Ohne Zweifel, einer der Megatrends der vergangenen 20 Jahre war und ist die Globalisierung. Auch im «KMU-Magazin» wird der Thematik seit vielen Jahren der gebührende Platz eingeräumt. Waren es am Anfang insbesondere die grossen Unternehmen, die sich der Internationalisierung stellen, sind nunmehr die mittelständischen Unternehmen in den Fokus des «Going International» gerückt. Mit den sogenannten «Born Globals», also jungen Unternehmen, die bereits früh, meist unmittelbar nach ihrem Marktstart, auf die internationale Ausrichtung setzen, wird ein neues Forschungsfeld eröffnet. Damit ist die Entwicklung aber noch lange nicht abgeschlossen. Die fortschreitende Digitalisierung lässt die Märkte zusammenrücken, und auch Klein- und Kleinstunternehmen – also nunmehr das gesamte Spektrum der KMU – sehen sich mit dem unausweichlichen Trend der Globalisierung konfrontiert.
Nachzügler der Internationalisierung
Wie gehen die «Nachzügler» mit der Situation um? Die KMU-Internationalisierung ist ein aufwendiger und risikoreicher Prozess, geprägt von unvorhergesehenen Herausforderungen und unsicheren Erfolgsaussichten. Vermeintlich scheint die Aufgabe für diese KMU leicht lösbar zu sein, müssen sie doch scheinbar nur die Vorreiter der Globalisierung kopieren. Doch gerade die kontinuierliche Digitalisierung der Wirtschaft macht die scheinbar so einfache Internationalisierungsrechnung, dass im Ausland die Produktionskosten tiefer und das Wachstum höher sind, nicht mehr so eindeutig. Zudem zeigen Stimmungsumfragen, nicht nur in der Schweiz, sondern weltweit, dass von Internationalisierungseuphorie bei den KMU wenig zu spüren ist.

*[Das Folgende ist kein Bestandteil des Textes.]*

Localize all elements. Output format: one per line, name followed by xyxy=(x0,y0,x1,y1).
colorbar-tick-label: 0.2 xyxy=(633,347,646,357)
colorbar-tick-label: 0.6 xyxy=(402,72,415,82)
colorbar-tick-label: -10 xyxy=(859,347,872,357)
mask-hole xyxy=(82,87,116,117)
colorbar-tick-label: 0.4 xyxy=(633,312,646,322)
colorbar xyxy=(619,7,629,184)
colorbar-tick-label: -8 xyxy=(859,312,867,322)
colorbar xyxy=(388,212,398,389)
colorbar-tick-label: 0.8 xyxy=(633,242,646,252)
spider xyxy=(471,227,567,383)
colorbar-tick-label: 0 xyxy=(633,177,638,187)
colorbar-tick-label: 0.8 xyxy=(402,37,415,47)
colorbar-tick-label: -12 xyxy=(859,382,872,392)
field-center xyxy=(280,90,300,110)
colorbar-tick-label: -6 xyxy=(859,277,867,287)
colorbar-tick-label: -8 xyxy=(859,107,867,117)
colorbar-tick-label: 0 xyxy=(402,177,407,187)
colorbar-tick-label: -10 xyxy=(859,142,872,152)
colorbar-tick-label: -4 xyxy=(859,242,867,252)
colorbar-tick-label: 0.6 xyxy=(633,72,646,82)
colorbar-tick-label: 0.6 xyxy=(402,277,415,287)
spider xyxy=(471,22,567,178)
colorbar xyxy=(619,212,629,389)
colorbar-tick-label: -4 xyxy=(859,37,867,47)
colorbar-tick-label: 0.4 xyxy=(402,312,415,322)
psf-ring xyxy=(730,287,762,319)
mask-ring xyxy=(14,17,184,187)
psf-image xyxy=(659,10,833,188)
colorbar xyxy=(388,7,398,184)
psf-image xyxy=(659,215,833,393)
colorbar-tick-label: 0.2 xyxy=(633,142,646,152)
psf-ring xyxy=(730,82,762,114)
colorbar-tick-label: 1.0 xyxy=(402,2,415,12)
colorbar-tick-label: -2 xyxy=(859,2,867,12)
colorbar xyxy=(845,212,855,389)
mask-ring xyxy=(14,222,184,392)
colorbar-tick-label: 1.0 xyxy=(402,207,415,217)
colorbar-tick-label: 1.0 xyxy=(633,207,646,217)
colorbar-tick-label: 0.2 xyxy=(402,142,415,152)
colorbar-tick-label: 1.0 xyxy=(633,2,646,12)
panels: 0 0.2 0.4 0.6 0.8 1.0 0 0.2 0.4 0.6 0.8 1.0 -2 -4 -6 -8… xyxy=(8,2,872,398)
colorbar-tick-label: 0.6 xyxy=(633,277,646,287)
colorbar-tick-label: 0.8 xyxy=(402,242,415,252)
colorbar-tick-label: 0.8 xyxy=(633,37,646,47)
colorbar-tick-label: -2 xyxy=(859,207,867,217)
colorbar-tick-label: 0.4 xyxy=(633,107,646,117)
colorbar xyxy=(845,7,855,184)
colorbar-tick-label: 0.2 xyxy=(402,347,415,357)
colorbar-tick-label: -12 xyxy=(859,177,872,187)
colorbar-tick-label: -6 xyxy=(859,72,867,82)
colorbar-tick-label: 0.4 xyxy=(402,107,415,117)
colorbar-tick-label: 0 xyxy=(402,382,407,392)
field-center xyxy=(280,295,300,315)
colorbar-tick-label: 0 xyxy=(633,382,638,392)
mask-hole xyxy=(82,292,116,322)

Dabei ist der Credit Suisse-Studie «Erfolgsfaktoren für KMU 2015» zufolge eine schleichende, stetige Verschlechterung der Bewertung des Standorts Schweiz durch KMU zu beobachten. Obgleich dieser Einschätzung verbleiben die Schweizerbruttoinlandsinvestitionen mit jährlich zirka 150 Milliarden CHF auf erfreulich hohem Niveau. Wobei erstaunt, dass nur sechs Prozent der befragten KMU angaben, im Zeitraum 2009 bis 2014 Investitionen im Ausland getätigt zu haben. Trotz Frankenstärke und abnehmender Standortqualität nehmen Auslandsinvestitionen also kaum Fahrt auf.

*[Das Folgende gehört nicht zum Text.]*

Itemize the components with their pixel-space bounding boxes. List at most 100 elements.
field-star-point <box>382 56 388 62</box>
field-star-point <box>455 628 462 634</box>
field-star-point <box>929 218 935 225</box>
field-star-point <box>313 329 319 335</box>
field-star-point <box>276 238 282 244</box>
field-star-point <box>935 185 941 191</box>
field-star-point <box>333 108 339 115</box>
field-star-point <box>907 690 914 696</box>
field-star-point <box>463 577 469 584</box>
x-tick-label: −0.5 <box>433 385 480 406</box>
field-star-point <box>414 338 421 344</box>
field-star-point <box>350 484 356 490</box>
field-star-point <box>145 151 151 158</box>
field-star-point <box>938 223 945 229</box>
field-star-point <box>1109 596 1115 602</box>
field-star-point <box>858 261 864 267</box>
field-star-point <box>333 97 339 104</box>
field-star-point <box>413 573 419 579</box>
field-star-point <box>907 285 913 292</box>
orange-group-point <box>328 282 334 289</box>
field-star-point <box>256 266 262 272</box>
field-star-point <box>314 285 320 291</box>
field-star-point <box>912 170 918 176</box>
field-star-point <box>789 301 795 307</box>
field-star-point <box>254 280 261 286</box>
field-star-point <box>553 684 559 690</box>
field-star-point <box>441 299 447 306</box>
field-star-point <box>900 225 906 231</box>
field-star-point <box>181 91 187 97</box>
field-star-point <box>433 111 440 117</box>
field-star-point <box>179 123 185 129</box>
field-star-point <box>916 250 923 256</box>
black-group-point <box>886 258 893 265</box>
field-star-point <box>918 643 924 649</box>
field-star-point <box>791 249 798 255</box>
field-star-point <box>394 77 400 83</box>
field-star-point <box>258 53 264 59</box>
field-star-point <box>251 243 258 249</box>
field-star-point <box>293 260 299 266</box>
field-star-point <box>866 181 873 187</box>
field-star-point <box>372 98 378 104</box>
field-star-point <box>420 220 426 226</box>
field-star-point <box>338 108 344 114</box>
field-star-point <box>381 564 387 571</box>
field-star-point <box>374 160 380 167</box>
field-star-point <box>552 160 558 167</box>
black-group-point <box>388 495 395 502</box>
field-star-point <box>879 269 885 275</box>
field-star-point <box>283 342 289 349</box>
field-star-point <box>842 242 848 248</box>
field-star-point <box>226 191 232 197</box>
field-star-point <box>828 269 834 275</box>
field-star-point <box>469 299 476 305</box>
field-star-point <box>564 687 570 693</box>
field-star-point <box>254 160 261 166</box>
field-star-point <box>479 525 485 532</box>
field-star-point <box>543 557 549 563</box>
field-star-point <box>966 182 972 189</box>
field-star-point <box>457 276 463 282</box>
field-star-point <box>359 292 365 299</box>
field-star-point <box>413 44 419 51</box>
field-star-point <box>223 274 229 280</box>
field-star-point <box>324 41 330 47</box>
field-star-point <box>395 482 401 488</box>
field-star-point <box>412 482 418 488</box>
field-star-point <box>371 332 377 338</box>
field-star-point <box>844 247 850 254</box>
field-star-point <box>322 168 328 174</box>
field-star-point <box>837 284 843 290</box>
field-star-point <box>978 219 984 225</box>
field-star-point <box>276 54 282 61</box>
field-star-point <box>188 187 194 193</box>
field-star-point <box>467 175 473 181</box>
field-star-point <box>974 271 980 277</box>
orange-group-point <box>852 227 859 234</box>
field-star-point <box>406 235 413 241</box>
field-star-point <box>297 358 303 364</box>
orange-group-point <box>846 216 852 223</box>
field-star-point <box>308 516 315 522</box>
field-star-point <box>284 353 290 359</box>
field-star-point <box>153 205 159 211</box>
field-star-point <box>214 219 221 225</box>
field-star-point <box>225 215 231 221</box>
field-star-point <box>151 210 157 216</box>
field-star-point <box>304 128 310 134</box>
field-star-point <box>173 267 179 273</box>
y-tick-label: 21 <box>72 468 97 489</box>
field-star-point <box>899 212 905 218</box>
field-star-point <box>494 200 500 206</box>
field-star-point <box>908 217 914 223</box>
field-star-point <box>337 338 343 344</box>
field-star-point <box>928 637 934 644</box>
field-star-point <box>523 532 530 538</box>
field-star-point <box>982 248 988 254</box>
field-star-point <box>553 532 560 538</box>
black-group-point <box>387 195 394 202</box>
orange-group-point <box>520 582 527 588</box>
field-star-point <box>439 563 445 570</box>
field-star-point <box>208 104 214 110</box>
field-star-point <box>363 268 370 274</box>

KMU: Internationalisierung ist mehr als Copy-Paste
Eine Umfrage der Hochschule Luzern – Wirtschaft zur KMU Internationalisierung bringt vielleicht etwas Licht ins Dunkel und erklärt, warum KMU in ihrer Internationalisierung so zögerlich wirken. Viele der Befragten gaben an, dass ihre Internationalisierung eher von Gelegenheiten und Zufällen geprägt, denn Ergebnis strategischer Planung sei. Und in der Tat fehlen vielen, gerade kleinen KMU sowohl die notwendigen Erfahrungen als auch die Ressourcen, um es ihren Vorgängern gleichzutun. Vielschichtige Internationalisierungsentscheidungen erfordern von KMU-Leadern viel Mut, Selbstsicherheit und das Vertrauen in die eigenen Fähigkeiten und Kompetenzen.

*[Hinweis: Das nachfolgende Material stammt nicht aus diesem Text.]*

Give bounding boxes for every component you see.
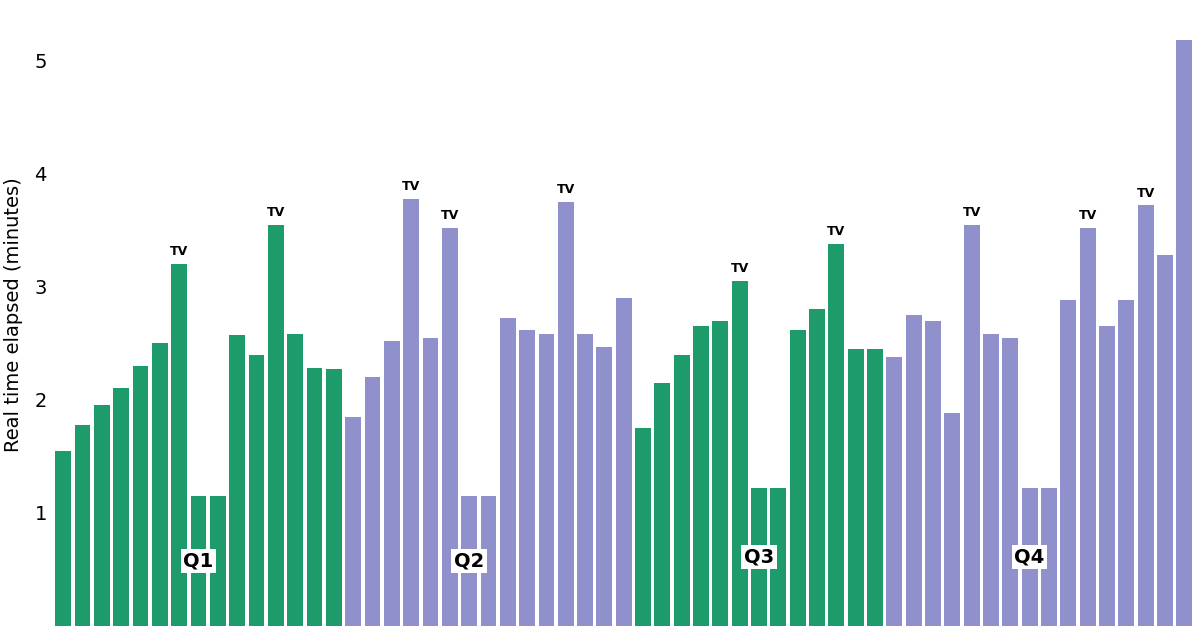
Bar bbox=[790, 329, 805, 626]
Text: Q2: Q2 bbox=[454, 551, 485, 570]
Text: TV: TV bbox=[962, 206, 980, 219]
Bar bbox=[1021, 488, 1038, 626]
Bar bbox=[616, 298, 631, 626]
Bar bbox=[887, 357, 902, 626]
Text: TV: TV bbox=[1079, 209, 1097, 222]
Bar bbox=[847, 349, 864, 626]
Bar bbox=[74, 425, 90, 626]
Text: Q3: Q3 bbox=[744, 547, 774, 566]
Bar bbox=[210, 496, 226, 626]
Text: TV: TV bbox=[827, 225, 846, 238]
Text: TV: TV bbox=[402, 180, 420, 193]
Bar bbox=[442, 228, 457, 626]
Bar bbox=[654, 383, 671, 626]
Bar bbox=[558, 202, 574, 626]
Text: TV: TV bbox=[557, 183, 575, 197]
Bar bbox=[94, 406, 110, 626]
Bar bbox=[635, 428, 650, 626]
Bar bbox=[403, 198, 419, 626]
Bar bbox=[964, 224, 979, 626]
Bar bbox=[751, 488, 767, 626]
Bar bbox=[673, 355, 690, 626]
Bar bbox=[596, 346, 612, 626]
Bar bbox=[1061, 301, 1076, 626]
Text: TV: TV bbox=[440, 209, 458, 222]
Bar bbox=[191, 496, 206, 626]
Bar bbox=[287, 335, 304, 626]
Bar bbox=[1002, 338, 1019, 626]
Text: TV: TV bbox=[170, 246, 188, 258]
Bar bbox=[713, 321, 728, 626]
Bar bbox=[172, 264, 187, 626]
Bar bbox=[384, 341, 400, 626]
Bar bbox=[944, 413, 960, 626]
Bar bbox=[248, 355, 264, 626]
Bar bbox=[461, 496, 478, 626]
Bar bbox=[770, 488, 786, 626]
Bar bbox=[1176, 40, 1192, 626]
Text: TV: TV bbox=[266, 206, 284, 219]
Text: TV: TV bbox=[1136, 186, 1154, 200]
Y-axis label: Real time elapsed (minutes): Real time elapsed (minutes) bbox=[4, 178, 23, 452]
Bar bbox=[1042, 488, 1057, 626]
Bar bbox=[113, 389, 130, 626]
Bar bbox=[539, 335, 554, 626]
Bar bbox=[346, 416, 361, 626]
Bar bbox=[809, 309, 824, 626]
Bar bbox=[925, 321, 941, 626]
Bar bbox=[1080, 228, 1096, 626]
Bar bbox=[229, 335, 245, 626]
Bar bbox=[520, 329, 535, 626]
Bar bbox=[828, 244, 845, 626]
Text: Q1: Q1 bbox=[184, 551, 214, 570]
Bar bbox=[365, 377, 380, 626]
Bar bbox=[1099, 326, 1115, 626]
Bar bbox=[1118, 301, 1134, 626]
Text: TV: TV bbox=[731, 263, 749, 275]
Bar bbox=[480, 496, 497, 626]
Bar bbox=[326, 369, 342, 626]
Bar bbox=[1157, 255, 1172, 626]
Bar bbox=[732, 281, 748, 626]
Bar bbox=[577, 335, 593, 626]
Bar bbox=[906, 315, 922, 626]
Bar bbox=[1138, 205, 1153, 626]
Text: Q4: Q4 bbox=[1014, 547, 1045, 566]
Bar bbox=[422, 338, 438, 626]
Bar bbox=[55, 450, 71, 626]
Bar bbox=[133, 366, 149, 626]
Bar bbox=[268, 224, 283, 626]
Bar bbox=[983, 335, 998, 626]
Bar bbox=[868, 349, 883, 626]
Bar bbox=[500, 318, 516, 626]
Bar bbox=[694, 326, 709, 626]
Bar bbox=[306, 368, 323, 626]
Bar bbox=[152, 343, 168, 626]
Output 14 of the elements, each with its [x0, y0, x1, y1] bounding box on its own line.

Während Grossunternehmen für Internationalisierungsentscheide auf Expertenabteilungen und Beratungsunternehmen zurückgreifen und sich absichern, sehen sich die Entscheidungsträger in KMU diesbezüglich mit einer überwältigenden Fülle von, aber zugleich auch einem Mangel an Informationen und konkurrierenden Zielen konfrontiert. Hilfe holen sich die Internationalisierungsentscheider in ihren sozialen Netzwerken und bei befreundeten Unternehmen. Wenig Vertrauen schenken die Nachzügler den hiesigen Beratungen. Die Internationalisierungskonzepte – meist länderspezifische Listen mit den Dos and Don’ts – werden als wenig hilfreich oder schlicht als nicht KMU-tauglich angesehen.